タージマハルのあるアーグラに向け、無事に列車は走り出した。
一等車を取っていたので、駅の混沌さとは対照的に、車内はすこぶる快適だった。

2席×2列で計4席の、日本の特急や新幹線と同じような座席。
予想外にも、途中で朝食的なものがサーブされたが、
「インドでは、確実に信頼のおける出所からの食べ物以外は、お腹を壊す可能性があるから手をつけない」
とガイドブックから学んだ僕は、華麗にスルーを決めた。

食後(食べてないけど)、広大な地平線から昇る朝日を眺めながら、列車に揺られているうちに、重大なことにふと気がついた。
そういえば、この旅に僕は、ipad miniも持ってきていたのだ。

いや、実を言えば、ipad miniがあることは、うっすらと意識の中で知覚していた。
ただ、当時(mini5の時代だ)は、映画を見たり、雑誌や本を読んだりする程度で、それ以外の機能は全てiphoneに依存しきっていたこともあってか、miniがこの状況下で「使える」という意識が全くなかったのだ。

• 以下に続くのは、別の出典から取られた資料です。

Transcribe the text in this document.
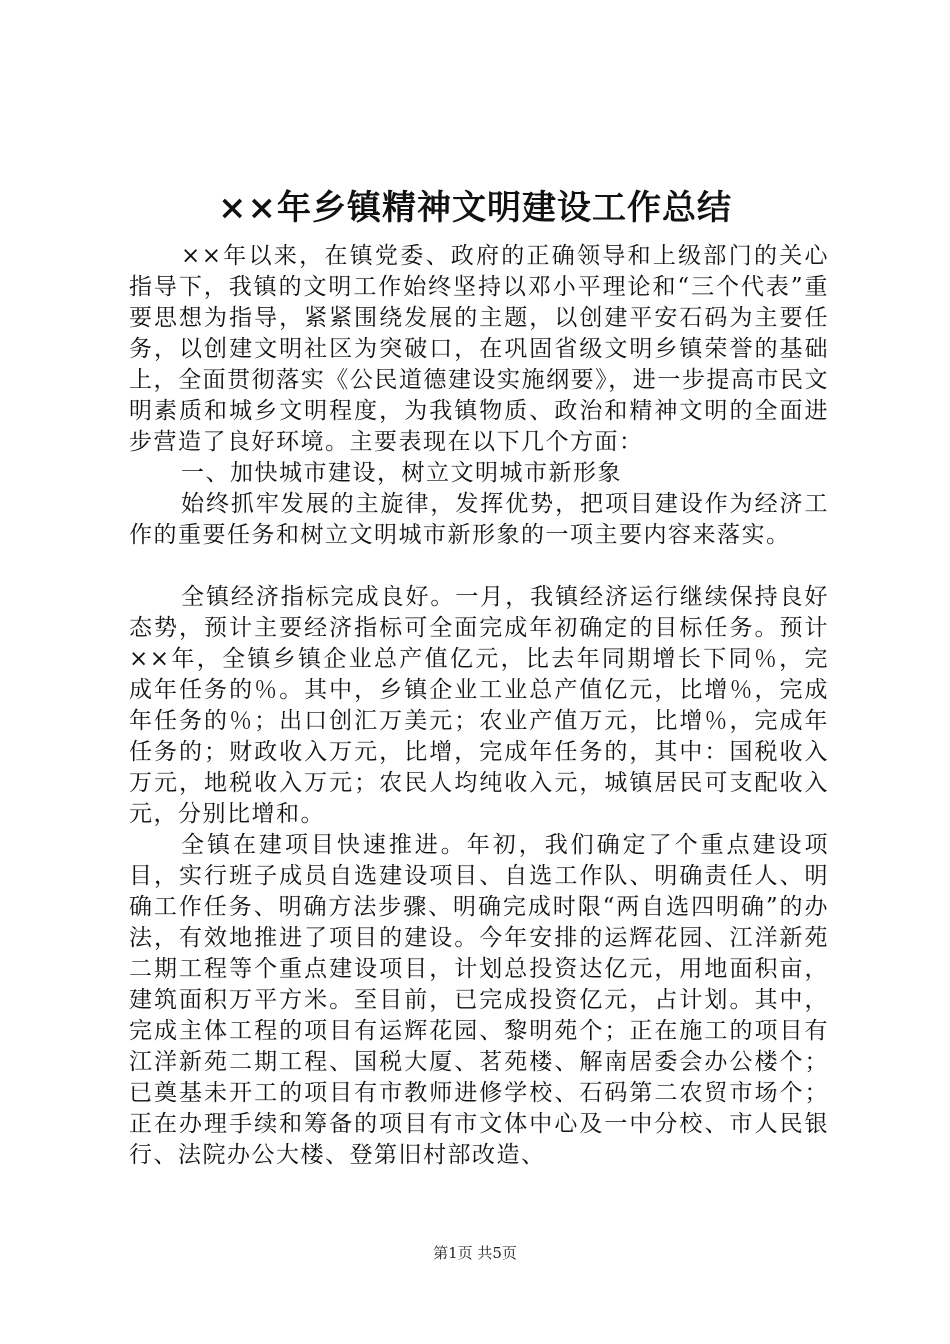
××年乡镇精神文明建设工作总结

××年以来，在镇党委、政府的正确领导和上级部门的关心指导下，我镇的文明工作始终坚持以邓小平理论和“三个代表”重要思想为指导，紧紧围绕发展的主题，以创建平安石码为主要任务，以创建文明社区为突破口，在巩固省级文明乡镇荣誉的基础上，全面贯彻落实《公民道德建设实施纲要》，进一步提高市民文明素质和城乡文明程度，为我镇物质、政治和精神文明的全面进步营造了良好环境。主要表现在以下几个方面：

一、加快城市建设，树立文明城市新形象

始终抓牢发展的主旋律，发挥优势，把项目建设作为经济工作的重要任务和树立文明城市新形象的一项主要内容来落实。

全镇经济指标完成良好。一月，我镇经济运行继续保持良好态势，预计主要经济指标可全面完成年初确定的目标任务。预计××年，全镇乡镇企业总产值亿元，比去年同期增长下同％，完成年任务的％。其中，乡镇企业工业总产值亿元，比增％，完成年任务的％；出口创汇万美元；农业产值万元，比增％，完成年任务的；财政收入万元，比增，完成年任务的，其中：国税收入万元，地税收入万元；农民人均纯收入元，城镇居民可支配收入元，分别比增和。

全镇在建项目快速推进。年初，我们确定了个重点建设项目，实行班子成员自选建设项目、自选工作队、明确责任人、明确工作任务、明确方法步骤、明确完成时限“两自选四明确”的办法，有效地推进了项目的建设。今年安排的运辉花园、江洋新苑二期工程等个重点建设项目，计划总投资达亿元，用地面积亩，建筑面积万平方米。至目前，已完成投资亿元，占计划。其中，完成主体工程的项目有运辉花园、黎明苑个；正在施工的项目有江洋新苑二期工程、国税大厦、茗苑楼、解南居委会办公楼个；已奠基未开工的项目有市教师进修学校、石码第二农贸市场个；正在办理手续和筹备的项目有市文体中心及一中分校、市人民银行、法院办公大楼、登第旧村部改造、

第1页 共5页
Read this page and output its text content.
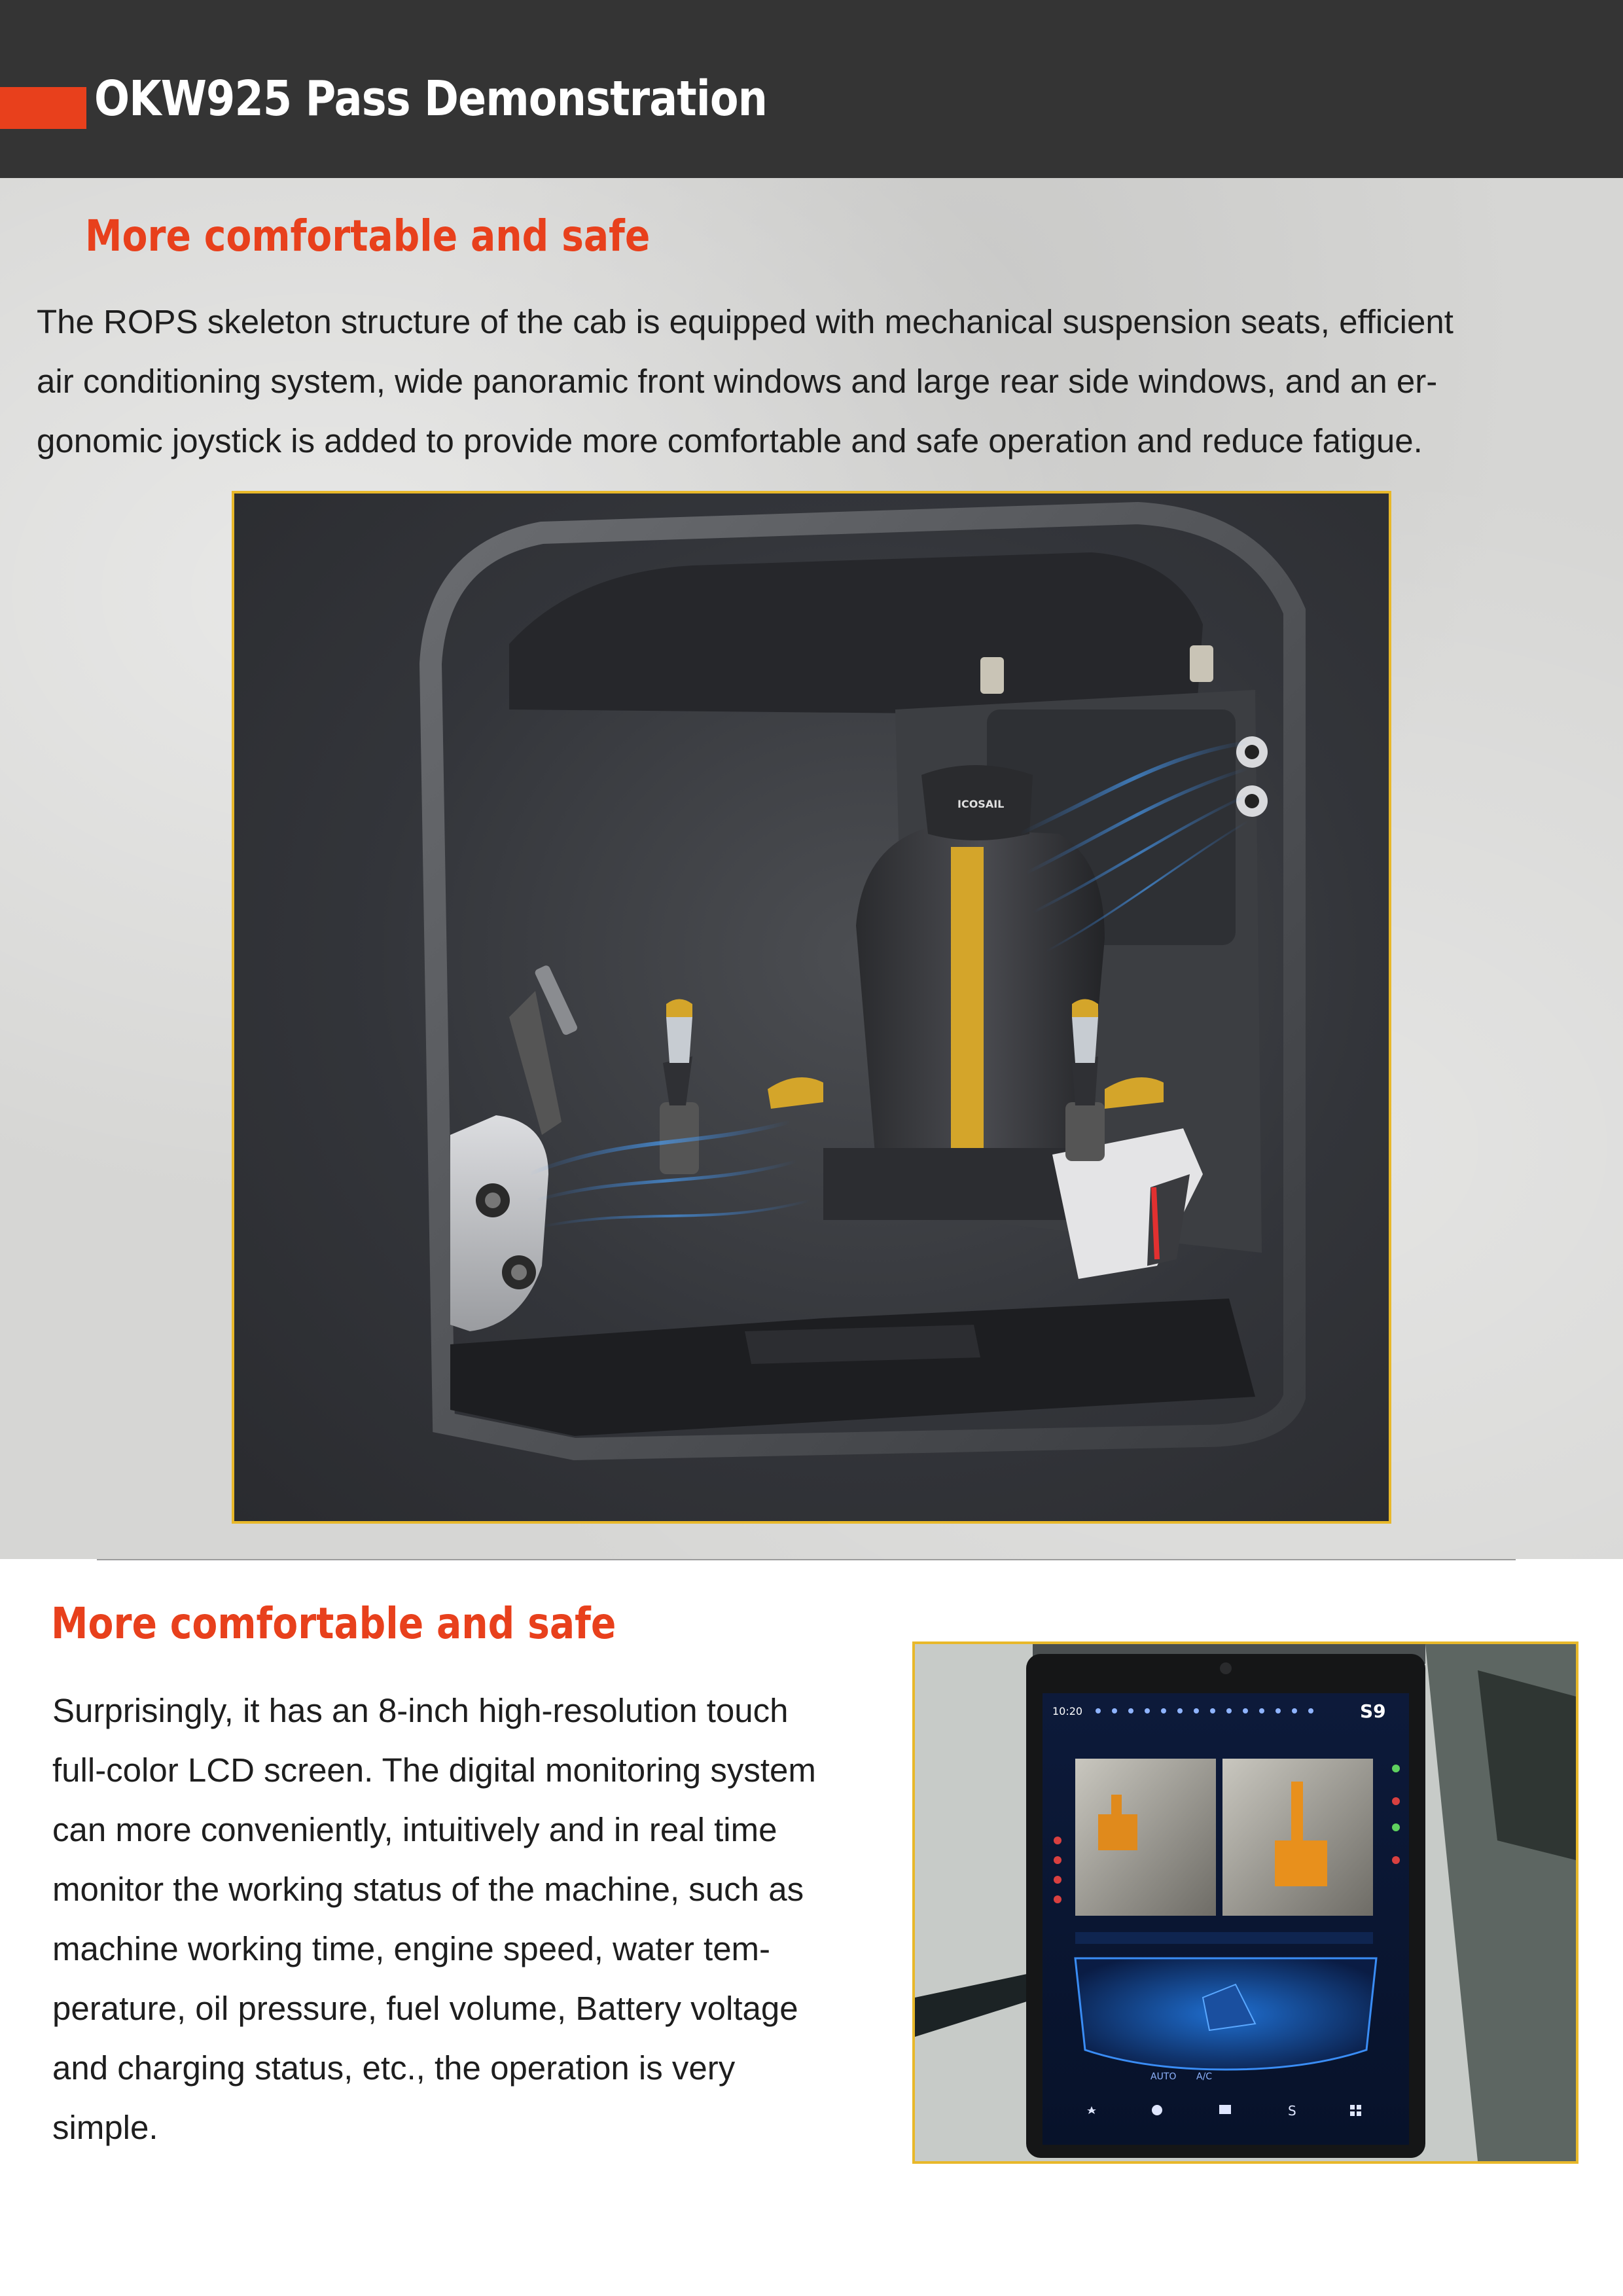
OKW925 Pass Demonstration
More comfortable and safe
The ROPS skeleton structure of the cab is equipped with mechanical suspension seats, efficient
air conditioning system, wide panoramic front windows and large rear side windows, and an er-
gonomic joystick is added to provide more comfortable and safe operation and reduce fatigue.
ICOSAIL
More comfortable and safe
Surprisingly, it has an 8-inch high-resolution touch
full-color LCD screen. The digital monitoring system
can more conveniently, intuitively and in real time
monitor the working status of the machine, such as
machine working time, engine speed, water tem-
perature, oil pressure, fuel volume, Battery voltage
and charging status, etc., the operation is very
simple.
10:20	S9
AUTO A/C
S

しかし、当然ながらminiでも、LINEもできるし、Gmailもできる。(幸い、ポケットWifiは持っていた)
今考えると、なぜそんなことに気が付かなかったのかと思うけれど、よほど前夜の事件で混乱していたのだと思う。

それに気がついた途端、一気に希望の光が見えてきた。
実は、「旅程を当初予定通りにこなす」、ということを決意したのはいいが、やはり異国で手元に何も情報端末がないという状況は、かなり不安なものだったのだ。

まず、日本にいる妻に連絡を取ってみた。
GmailとLINEで状況を伝えたところ、すぐにLINE電話での着信があった。
しかし、電波に限界があるのか、お互いの声が全く聞こえず、通話での意思疎通はままならかった。

何通かのLINEのやりとりで、ようやく今の状況を伝えることができた。
後で聞いたところ、妻はこの時、実家で義父母や義弟と一緒にいたそうで、「なんか旦那が異国でえらいことになってるウケる」となっていたそうな。ウケる。

ちなみにこれは後でジワリと効いてくるのだが、Uberは確か「携帯電話からの認証」的な作業が必要で、そもそもその携帯電話が無い状況なので、使えるようにはならなかった。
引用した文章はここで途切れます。